The technical changes span seven files and add over 250 lines while removing about 50 - which tells us this isn't just moving code around, but actually implementing a more robust solution. What I love about this approach is that it switches from interface-based sampling to function-based transforms. Instead of having objects that talk to each other, you now have functions that transform the data as it flows through. It's cleaner, easier to test, and much easier to reason about.

The new system implements several key sampling techniques - top_p sampling, which looks at the most probable tokens up to a cumulative probability threshold, repeat_penalty to discourage repetitive text, and frequency_penalty to add variety. Plus, there's mention of min_p sampling, which is a newer technique that's gaining popularity in the AI community.

One thing that really stands out is that Patrick added comprehensive tests - there's a whole new test file with 62 lines of testing code. This kind of attention to testing during a refactor shows real craftsmanship. When you're changing how a core system works, having solid tests gives everyone confidence that the new approach actually works as intended.

The pipeline wiring got updated too, which means this change touches the entire flow of how requests move through the system. The sampler now gets seeded with prompt tokens at the beginning and accumulates generated tokens as it goes. It's like giving the sampler a memory of the entire conversation, which leads to better, more contextually aware text generation.
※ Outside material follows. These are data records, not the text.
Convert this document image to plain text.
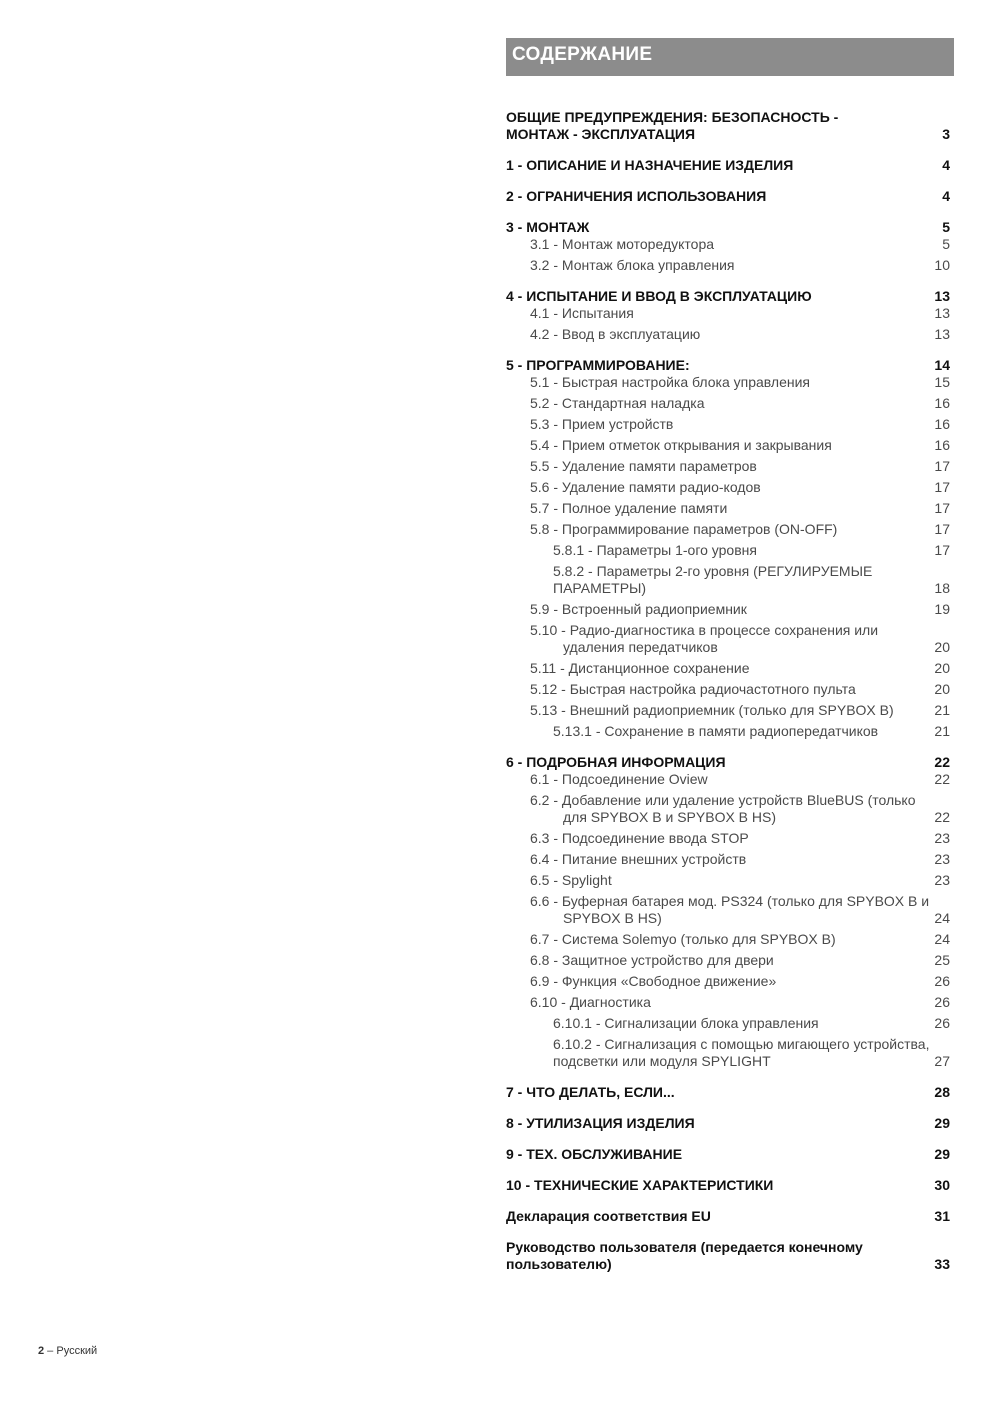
СОДЕРЖАНИЕ
ОБЩИЕ ПРЕДУПРЕЖДЕНИЯ: БЕЗОПАСНОСТЬ - МОНТАЖ - ЭКСПЛУАТАЦИЯ	3
1 - ОПИСАНИЕ И НАЗНАЧЕНИЕ ИЗДЕЛИЯ	4
2 - ОГРАНИЧЕНИЯ ИСПОЛЬЗОВАНИЯ	4
3 - МОНТАЖ	5
3.1 - Монтаж моторедуктора	5
3.2 - Монтаж блока управления	10
4 - ИСПЫТАНИЕ И ВВОД В ЭКСПЛУАТАЦИЮ	13
4.1 - Испытания	13
4.2 - Ввод в эксплуатацию	13
5 - ПРОГРАММИРОВАНИЕ:	14
5.1 - Быстрая настройка блока управления	15
5.2 - Стандартная наладка	16
5.3 - Прием устройств	16
5.4 - Прием отметок открывания и закрывания	16
5.5 - Удаление памяти параметров	17
5.6 - Удаление памяти радио-кодов	17
5.7 - Полное удаление памяти	17
5.8 - Программирование параметров (ON-OFF)	17
5.8.1 - Параметры 1-ого уровня	17
5.8.2 - Параметры 2-го уровня (РЕГУЛИРУЕМЫЕ ПАРАМЕТРЫ)	18
5.9 - Встроенный радиоприемник	19
5.10 - Радио-диагностика в процессе сохранения или удаления передатчиков	20
5.11 - Дистанционное сохранение	20
5.12 - Быстрая настройка радиочастотного пульта	20
5.13 - Внешний радиоприемник (только для SPYBOX B)	21
5.13.1 - Сохранение в памяти радиопередатчиков	21
6 - ПОДРОБНАЯ ИНФОРМАЦИЯ	22
6.1 - Подсоединение Oview	22
6.2 - Добавление или удаление устройств BlueBUS (только для SPYBOX B и SPYBOX B HS)	22
6.3 - Подсоединение ввода STOP	23
6.4 - Питание внешних устройств	23
6.5 - Spylight	23
6.6 - Буферная батарея мод. PS324 (только для SPYBOX B и SPYBOX B HS)	24
6.7 - Система Solemyo (только для SPYBOX B)	24
6.8 - Защитное устройство для двери	25
6.9 - Функция «Свободное движение»	26
6.10 - Диагностика	26
6.10.1 - Сигнализации блока управления	26
6.10.2 - Сигнализация с помощью мигающего устройства, подсветки или модуля SPYLIGHT	27
7 - ЧТО ДЕЛАТЬ, ЕСЛИ...	28
8 - УТИЛИЗАЦИЯ ИЗДЕЛИЯ	29
9 - ТЕХ. ОБСЛУЖИВАНИЕ	29
10 - ТЕХНИЧЕСКИЕ ХАРАКТЕРИСТИКИ	30
Декларация соответствия EU	31
Руководство пользователя (передается конечному пользователю)	33
2 – Русский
What I find encouraging about this change is that it's the kind of refactor that makes future development easier. When you have a simpler, more cohesive design, adding new sampling techniques or debugging issues becomes much more straightforward. It's an investment in the codebase's future.

For today's focus, if you're working on any system that feels overly complex or has too many moving pieces, take inspiration from this refactor. Sometimes the best solution isn't adding more interfaces or abstractions - sometimes it's consolidating and simplifying. Look for opportunities to reduce the number of objects that need to coordinate with each other.

That wraps up today's episode! A big thanks to Patrick for this thoughtful refactor that's going to make everyone's life easier. Keep coding, keep learning, and I'll catch you tomorrow with more stories from the Ollama codebase. Until then, happy developing!